Either way, I had many irrational fears as a child. The circumstances of how I'd sleep not only applied to velociraptors, just mostly. I had other fears. Volcanoes, after seeing a movie about them. Tornadoes after Twister. Sinkholes, from the news. A sinkhole, overnight, was going to open up under my room overnight and I would fall into oblivion. Rabid animals. Roaches. Large Yellow grasshoppers. I was afraid the insects would get on my bed in my sleep, where I was defenseless to run and get my brother to kill them. Meteors. My house was going to be hit. Death. I was going to die one day, and I was scared of that. Dying in the shower--somebody would see me without clothes. The dark, because it masked alot of these things. I can't even remember most of my fears at this point, just basically anything I saw or heard could happen. Most of them lasted two weeks or so, then I discovered a new one. Raptors lasted years. Death returned last summer, when I realized again that it's inevitable and unknown, and spent many phone conversations with a good friend, crying. That faded by the end of the summer.
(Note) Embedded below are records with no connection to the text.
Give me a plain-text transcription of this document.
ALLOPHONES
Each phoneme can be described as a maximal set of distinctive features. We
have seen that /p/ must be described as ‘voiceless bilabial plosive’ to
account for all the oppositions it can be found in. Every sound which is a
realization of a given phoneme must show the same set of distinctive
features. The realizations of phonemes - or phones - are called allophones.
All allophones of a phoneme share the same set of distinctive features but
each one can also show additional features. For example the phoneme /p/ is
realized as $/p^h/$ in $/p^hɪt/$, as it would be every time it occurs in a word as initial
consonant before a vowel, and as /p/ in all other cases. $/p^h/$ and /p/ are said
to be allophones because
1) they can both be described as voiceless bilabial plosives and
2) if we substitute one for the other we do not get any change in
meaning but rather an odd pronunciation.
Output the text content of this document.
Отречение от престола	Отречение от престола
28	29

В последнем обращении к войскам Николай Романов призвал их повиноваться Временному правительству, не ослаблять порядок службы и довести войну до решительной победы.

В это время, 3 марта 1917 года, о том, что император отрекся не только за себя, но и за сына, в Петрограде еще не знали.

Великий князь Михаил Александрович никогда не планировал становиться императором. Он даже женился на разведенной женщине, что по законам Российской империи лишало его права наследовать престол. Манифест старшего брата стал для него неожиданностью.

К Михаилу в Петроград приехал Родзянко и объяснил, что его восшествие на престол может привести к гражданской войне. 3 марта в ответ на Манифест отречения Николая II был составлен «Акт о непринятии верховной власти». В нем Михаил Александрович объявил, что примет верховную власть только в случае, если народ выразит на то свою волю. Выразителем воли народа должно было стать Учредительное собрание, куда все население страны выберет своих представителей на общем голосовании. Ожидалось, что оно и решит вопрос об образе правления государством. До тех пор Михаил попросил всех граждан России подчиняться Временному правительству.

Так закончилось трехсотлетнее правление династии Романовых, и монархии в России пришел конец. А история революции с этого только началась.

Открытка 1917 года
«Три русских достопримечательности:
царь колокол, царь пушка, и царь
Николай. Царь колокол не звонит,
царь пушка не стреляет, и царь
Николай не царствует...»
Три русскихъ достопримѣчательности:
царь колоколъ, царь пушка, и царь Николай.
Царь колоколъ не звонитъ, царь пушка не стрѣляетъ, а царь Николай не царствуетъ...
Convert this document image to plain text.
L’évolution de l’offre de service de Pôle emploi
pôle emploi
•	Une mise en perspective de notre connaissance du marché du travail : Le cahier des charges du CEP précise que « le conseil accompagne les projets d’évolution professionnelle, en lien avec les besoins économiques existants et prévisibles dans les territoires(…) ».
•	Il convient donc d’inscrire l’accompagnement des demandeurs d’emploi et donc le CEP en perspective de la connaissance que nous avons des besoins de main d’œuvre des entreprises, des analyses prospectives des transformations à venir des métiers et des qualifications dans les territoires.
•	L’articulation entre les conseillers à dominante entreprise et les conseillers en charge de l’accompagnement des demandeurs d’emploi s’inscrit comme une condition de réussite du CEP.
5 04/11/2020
My childhood was years of being scared. By the time I was in sixth grade, I knew that I couldn't watch anything scary, because that night when I was tired, my brain wouldn't be able to rationalize the ridiculousness of whatever I had seen. I monitored what I watched, and eventually stopped giving myself material to be afraid of. That's about the time I became alot more afraid of what other people thought of me, and suddenly focused all of my fear energy into people...

Either way, one day I watched a scary movie and didn't lie in bed terrified. Eventually I got past it. I can still be a little paranoid, but much more rationally, and I can rationalize my way out of my fears much better now.

But seroiusly, velociraptors?

P.S. After reading this blog, comment. Tell me an irrational fear you had as a child.

3 comments:

Jessica said...

I love you.

I'm also afraid of dying in the shower because someone would see me naked.

You're not the only one with irrational fears. I would write a blog to accomodate yours with various irrational fears of my own but I'm kind of scared people would read them and take advantage of them...

I used to put bits of garlic powder behind my ears before I went to sleep so when the vampires tried to suck my blood they would die. My mom would lean over as she tucked me in and take an inhale before she gave me a kiss...I could tell she smelled it because she'd have this confused look on her face- half way between thinking I needed a shower and that I smelled like something good to eat. lol

I hope everything is going well chicadee!!! I miss you!!!

Leah Wise said...

angels. you already knew that.

Kefitzat Haderech said...

A high school friend of mine had a little sister that was terrified of Jesus because he rose from the dead and she pictured him as some kind of zombie creature.